We may modify the Netsim software during the course of the semester. Moreover, this specification itself may be updated occasionally. We will announce all such changes either on the news forum or on the discussion list (sometimes, changes are triggered by questions posed by students on the discussion list). It is your responsibility to track these changes, and keep up with the changes to the specification and to the software.

Finally, although you may develop the project on your own laptop or desktop, before you submit the project must compile and test your project on aludra.usc.edu. Please be aware that subtle differences in compiler versions or other parts of the compile tool-chain can change the correctness of your implementation.

You will submit your project in two parts, as described below.

Part 1

In part 1 of the project, you should have implemented the following pieces of functionality:

  • Configuration file parsing. Your part 1 submission should be able to correctly parse all the input commands specified above.
  • Connection establishment and teardown. Your part 1 submission should also be able to establish (analogous to TCP's three-way handshake) one or more FDTP flows, and then immediately tear-down the flow.

Your part 1 submission should also implement the relevant outputs (trace messages for initializing hosts and routers, and for connection establishment and teardown). In this part of the project, you don't have to implement actual data transfer.

Part 2

In this part, you will need to implement all the remaining functionality: reliable end-to-end sequenced data transfer and congestion control.

Submitting The Project

Follow these steps to prepare your submission. First, remove all .o and backup files from your dtp directory. You should only be left with the Makefile, source and header files. Then, inside the dtp directory, execute the following command:

% tar cvf ../project.tar .
% gzip project.tar

Then, rename the project.tar.gz file as FirstnameLastname.tgz (e.g., RameshGovindan.tgz) where Firstname is your first name and Lastname is your last name.

Finally, send the gzipped tar file as an attachment in an email to this email address. You may send as many email submissions as you'd like, we'll use the last one.

Evaluating your project

We will develop a series of graded test cases to evaluate your submission. Each test case will be designed to evaluate a specific aspect of your submission, and your final score will reflect how well your submission works on each test case. The most stringent test case will evaluate the project on a simulated datacenter topology (e.g., a tree topology).

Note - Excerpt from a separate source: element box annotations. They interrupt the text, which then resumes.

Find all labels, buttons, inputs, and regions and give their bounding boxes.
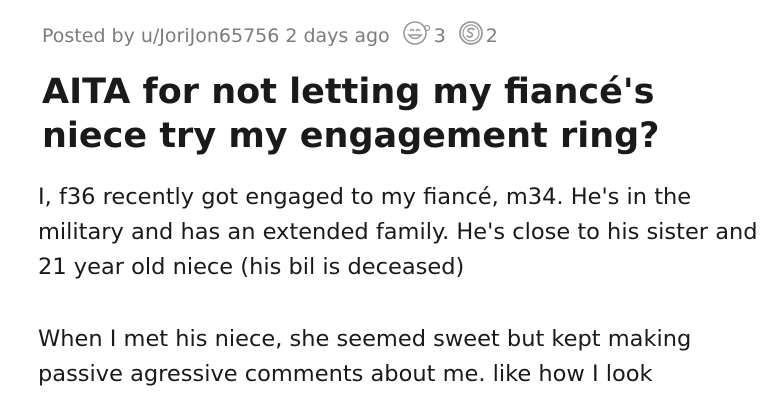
author-link[interactable]: u/JoriJon65756 [141,25,279,47]
silver-coin-award-icon [458,20,486,51]
award-laughing[interactable]: 3 [402,20,446,51]
award-2-count: 2 [485,24,498,47]
post-meta: Posted by u/JoriJon65756 2 days ago 3 2 [42,20,498,51]
post-time: 2 days ago [285,24,390,47]
post-title[interactable]: AITA for not letting my fiancé's niece t… [42,70,762,158]
laughing-award-icon [402,20,434,51]
post-body-paragraph-2: When I met his niece, she seemed sweet b… [38,326,692,387]
post-body-paragraph-1: I, f36 recently got engaged to my fiancé… [38,184,758,280]
award-1-count: 3 [433,24,446,47]
posted-by-label: Posted by [42,24,135,47]
award-silver[interactable]: 2 [458,20,498,51]
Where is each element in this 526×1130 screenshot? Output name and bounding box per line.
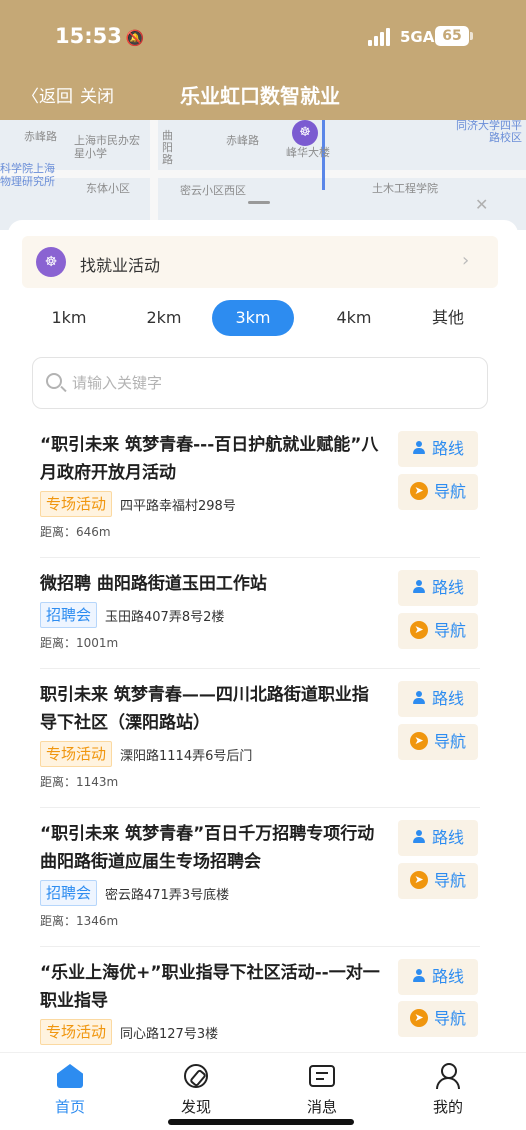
item-title: 职引未来 筑梦青春——四川北路街道职业指导下社区（溧阳路站） — [40, 685, 369, 733]
item-address: 四平路幸福村298号 — [120, 498, 236, 514]
map-label: 曲阳路 — [162, 129, 173, 166]
map-label: 同济大学四平路校区 — [456, 120, 522, 144]
tab-4km[interactable]: 4km — [313, 300, 395, 336]
signal-icon — [368, 28, 394, 46]
distance-tabs: 1km 2km 3km 4km 其他 — [22, 300, 502, 336]
activity-icon: ☸ — [36, 247, 66, 277]
tab-1km[interactable]: 1km — [28, 300, 110, 336]
tab-home[interactable]: 首页 — [30, 1062, 110, 1117]
search-placeholder: 请输入关键字 — [72, 374, 163, 392]
person-pin-icon — [412, 690, 426, 705]
compass-icon — [184, 1064, 208, 1088]
activity-label: 找就业活动 — [80, 256, 161, 275]
mute-bell-icon: 🔕 — [125, 29, 145, 47]
route-button[interactable]: 路线 — [398, 431, 478, 467]
battery-icon: 65 — [435, 26, 473, 46]
tab-other[interactable]: 其他 — [407, 300, 489, 336]
navigate-button[interactable]: ➤ 导航 — [398, 1001, 478, 1037]
back-button[interactable]: 〈返回 — [22, 82, 73, 107]
message-icon — [309, 1065, 335, 1087]
item-address: 玉田路407弄8号2楼 — [105, 609, 225, 625]
item-title: “职引未来 筑梦青春---百日护航就业赋能”八月政府开放月活动 — [40, 435, 379, 483]
item-title: “乐业上海优+”职业指导下社区活动--一对一职业指导 — [40, 963, 380, 1011]
home-indicator — [168, 1119, 354, 1125]
item-distance: 距离：1143m — [40, 775, 119, 789]
map-label: 赤峰路 — [24, 130, 57, 143]
tag-job-fair: 招聘会 — [40, 602, 98, 628]
route-button[interactable]: 路线 — [398, 820, 478, 856]
navigate-button[interactable]: ➤ 导航 — [398, 474, 478, 510]
item-address: 同心路127号3楼 — [120, 1026, 219, 1042]
map-label: 土木工程学院 — [372, 182, 438, 195]
map-view[interactable]: ☸ 赤峰路 上海市民办宏星小学 曲阳路 赤峰路 峰华大楼 同济大学四平路校区 科… — [0, 120, 526, 230]
navigate-icon: ➤ — [409, 620, 428, 639]
tag-special-activity: 专场活动 — [40, 741, 113, 767]
network-type: 5GA — [400, 28, 435, 46]
map-label: 科学院上海物理研究所 — [0, 162, 55, 188]
search-icon — [46, 373, 62, 389]
map-close-icon[interactable]: ✕ — [475, 195, 488, 214]
item-distance: 距离：1346m — [40, 914, 119, 928]
person-pin-icon — [412, 440, 426, 455]
tag-special-activity: 专场活动 — [40, 1019, 113, 1045]
tab-messages[interactable]: 消息 — [282, 1062, 362, 1117]
route-button[interactable]: 路线 — [398, 570, 478, 606]
navigate-icon: ➤ — [409, 870, 428, 889]
page-title: 乐业虹口数智就业 — [180, 84, 340, 108]
status-time: 15:53 🔕 — [55, 24, 145, 48]
person-pin-icon — [412, 829, 426, 844]
map-pin-icon[interactable]: ☸ — [292, 120, 318, 146]
chevron-right-icon: › — [462, 250, 470, 271]
map-label: 密云小区西区 — [180, 184, 246, 197]
person-pin-icon — [412, 968, 426, 983]
tag-special-activity: 专场活动 — [40, 491, 113, 517]
person-icon — [436, 1063, 460, 1089]
home-icon — [57, 1064, 83, 1088]
navigate-button[interactable]: ➤ 导航 — [398, 863, 478, 899]
item-title: “职引未来 筑梦青春”百日千万招聘专项行动曲阳路街道应届生专场招聘会 — [40, 824, 375, 872]
map-label: 东体小区 — [86, 182, 130, 195]
close-button[interactable]: 关闭 — [80, 82, 114, 107]
navigate-icon: ➤ — [409, 1008, 428, 1027]
drag-handle[interactable] — [248, 201, 270, 204]
map-label: 上海市民办宏星小学 — [74, 134, 140, 160]
route-button[interactable]: 路线 — [398, 959, 478, 995]
tab-2km[interactable]: 2km — [123, 300, 205, 336]
item-title: 微招聘 曲阳路街道玉田工作站 — [40, 574, 267, 594]
map-label: 赤峰路 — [226, 134, 259, 147]
tab-discover[interactable]: 发现 — [156, 1062, 236, 1117]
tag-job-fair: 招聘会 — [40, 880, 98, 906]
navigate-icon: ➤ — [409, 731, 428, 750]
tab-3km[interactable]: 3km — [212, 300, 294, 336]
navigate-button[interactable]: ➤ 导航 — [398, 613, 478, 649]
person-pin-icon — [412, 579, 426, 594]
map-label: 峰华大楼 — [286, 146, 330, 159]
item-address: 溧阳路1114弄6号后门 — [120, 748, 253, 764]
tab-me[interactable]: 我的 — [408, 1062, 488, 1117]
item-distance: 距离：646m — [40, 525, 111, 539]
route-button[interactable]: 路线 — [398, 681, 478, 717]
navigate-icon: ➤ — [409, 481, 428, 500]
navigate-button[interactable]: ➤ 导航 — [398, 724, 478, 760]
item-address: 密云路471弄3号底楼 — [105, 887, 230, 903]
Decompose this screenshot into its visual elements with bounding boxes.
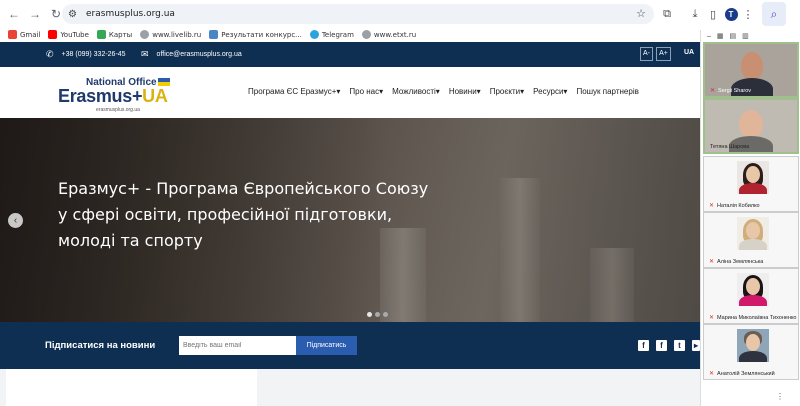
facebook-icon[interactable]: f	[638, 340, 649, 351]
participant-tile[interactable]: ✕ Анатолій Землянський	[703, 324, 799, 380]
profile-avatar[interactable]: T	[724, 5, 738, 23]
youtube-icon	[48, 30, 58, 39]
reload-icon[interactable]: ↻	[49, 7, 63, 21]
nav-projects[interactable]: Проєкти▾	[490, 87, 524, 96]
participant-photo	[737, 273, 769, 306]
slider-dot[interactable]	[375, 312, 380, 317]
participant-tile[interactable]: ✕ Марина Миколаївна Тихоненко	[703, 268, 799, 324]
mic-muted-icon: ✕	[709, 315, 715, 321]
profile-initial: T	[724, 7, 738, 21]
facebook-icon[interactable]: f	[656, 340, 667, 351]
bookmark-telegram[interactable]: Telegram	[309, 30, 354, 39]
participant-video	[739, 110, 763, 138]
participant-tile[interactable]: ✕ Аліна Землянська	[703, 212, 799, 268]
font-decrease-button[interactable]: A-	[640, 47, 653, 61]
gmail-icon	[8, 30, 17, 39]
phone-contact[interactable]: ✆ +38 (099) 332-26-45	[46, 49, 126, 60]
content-card	[6, 369, 257, 406]
erasmus-logo[interactable]: National Office Erasmus+UA erasmusplus.o…	[58, 76, 198, 114]
website-viewport: ✆ +38 (099) 332-26-45 ✉ office@erasmuspl…	[0, 42, 700, 406]
extensions-icon[interactable]: ⧉	[660, 5, 674, 23]
address-bar[interactable]: ⚙ erasmusplus.org.ua ☆	[62, 4, 654, 24]
bookmark-livelib[interactable]: www.livelib.ru	[140, 30, 201, 39]
slider-prev-button[interactable]: ‹	[8, 213, 23, 228]
participant-name: ✕ Наталія Кобилко	[709, 202, 760, 210]
participant-photo	[737, 329, 769, 362]
menu-kebab-icon[interactable]: ⋮	[742, 5, 754, 23]
telegram-icon	[309, 30, 319, 39]
site-header: National Office Erasmus+UA erasmusplus.o…	[0, 67, 700, 118]
download-icon[interactable]: ⤓	[688, 5, 702, 23]
slider-dot[interactable]	[367, 312, 372, 317]
contact-topbar: ✆ +38 (099) 332-26-45 ✉ office@erasmuspl…	[0, 42, 700, 67]
mic-muted-icon: ✕	[709, 259, 715, 265]
nav-program[interactable]: Програма ЄС Еразмус+▾	[248, 87, 340, 96]
more-options-icon[interactable]: ⋮	[776, 392, 784, 401]
globe-icon	[361, 30, 371, 39]
grid-view-icon[interactable]: ▦	[717, 32, 724, 40]
ukraine-flag-icon	[158, 78, 170, 86]
phone-icon: ✆	[46, 49, 54, 59]
nav-about[interactable]: Про нас▾	[349, 87, 383, 96]
logo-url-text: erasmusplus.org.ua	[96, 107, 140, 113]
content-area	[0, 369, 700, 406]
bookmark-gmail[interactable]: Gmail	[8, 30, 40, 39]
participant-photo	[737, 161, 769, 194]
participant-photo	[737, 217, 769, 250]
bookmark-results[interactable]: Результати конкурс...	[209, 30, 302, 39]
twitter-icon[interactable]: t	[674, 340, 685, 351]
hero-slider: Еразмус+ - Програма Європейського Союзу …	[0, 118, 700, 322]
minimize-icon[interactable]: –	[707, 33, 711, 40]
bookmarks-bar: Gmail YouTube Карты www.livelib.ru Резул…	[0, 27, 800, 42]
font-increase-button[interactable]: A+	[656, 47, 671, 61]
language-switch[interactable]: UA	[684, 49, 694, 56]
mic-muted-icon: ✕	[710, 88, 716, 94]
newsletter-bar: Підписатися на новини Підписатись f f t …	[0, 322, 700, 369]
search-icon[interactable]: ⌕	[762, 2, 786, 26]
participant-name: Тетяна Шарова	[710, 144, 750, 150]
participant-name: ✕ Марина Миколаївна Тихоненко	[709, 314, 797, 322]
participant-name: ✕ Аліна Землянська	[709, 258, 764, 266]
call-toolbar: – ▦ ▤ ▥	[701, 30, 800, 42]
envelope-icon: ✉	[141, 49, 149, 59]
participant-name: ✕ Sergii Sharov	[710, 87, 752, 95]
participant-tile[interactable]: ✕ Наталія Кобилко	[703, 156, 799, 212]
newsletter-label: Підписатися на новини	[45, 340, 156, 351]
address-url: erasmusplus.org.ua	[86, 9, 175, 19]
email-contact[interactable]: ✉ office@erasmusplus.org.ua	[141, 49, 242, 60]
nav-resources[interactable]: Ресурси▾	[533, 87, 567, 96]
main-navigation: Програма ЄС Еразмус+▾ Про нас▾ Можливост…	[248, 87, 648, 96]
participant-name: ✕ Анатолій Землянський	[709, 370, 775, 378]
email-input[interactable]	[179, 336, 296, 355]
logo-main-text: Erasmus+UA	[58, 86, 168, 106]
mic-muted-icon: ✕	[709, 371, 715, 377]
nav-opportunities[interactable]: Можливості▾	[392, 87, 440, 96]
subscribe-button[interactable]: Підписатись	[296, 336, 357, 355]
site-info-icon[interactable]: ⚙	[68, 9, 82, 20]
bookmark-etxt[interactable]: www.etxt.ru	[361, 30, 416, 39]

About 30% of the score for Part 2 will be reserved for a latency competition. Basically, we will evaluate each project's average flow completion latency (the time that it takes to complete a flow on a given topology and workload); the lower the average latency, the higher your score.

How to Do Well in the Project

  • Follow the instructions exactly.
  • Do not deviate from the specified output format; do not change capitalization, do not add or remove extra characters, etc. Basically, you should make sure that we can write a script to check your output.
  • Follow the submission instructions exactly.
  • Create a few test cases of your own, designed to test different aspects of the program.
  • Work through those test cases by hand, to make sure the program's outputs are correct.
  • Whenever you change the code (and especially for last minute changes), re-test your code against the test cases. Most bugs are introduced by incremental changes to the code.
  • Make sure you first have a working implementation before optimizing it for latency.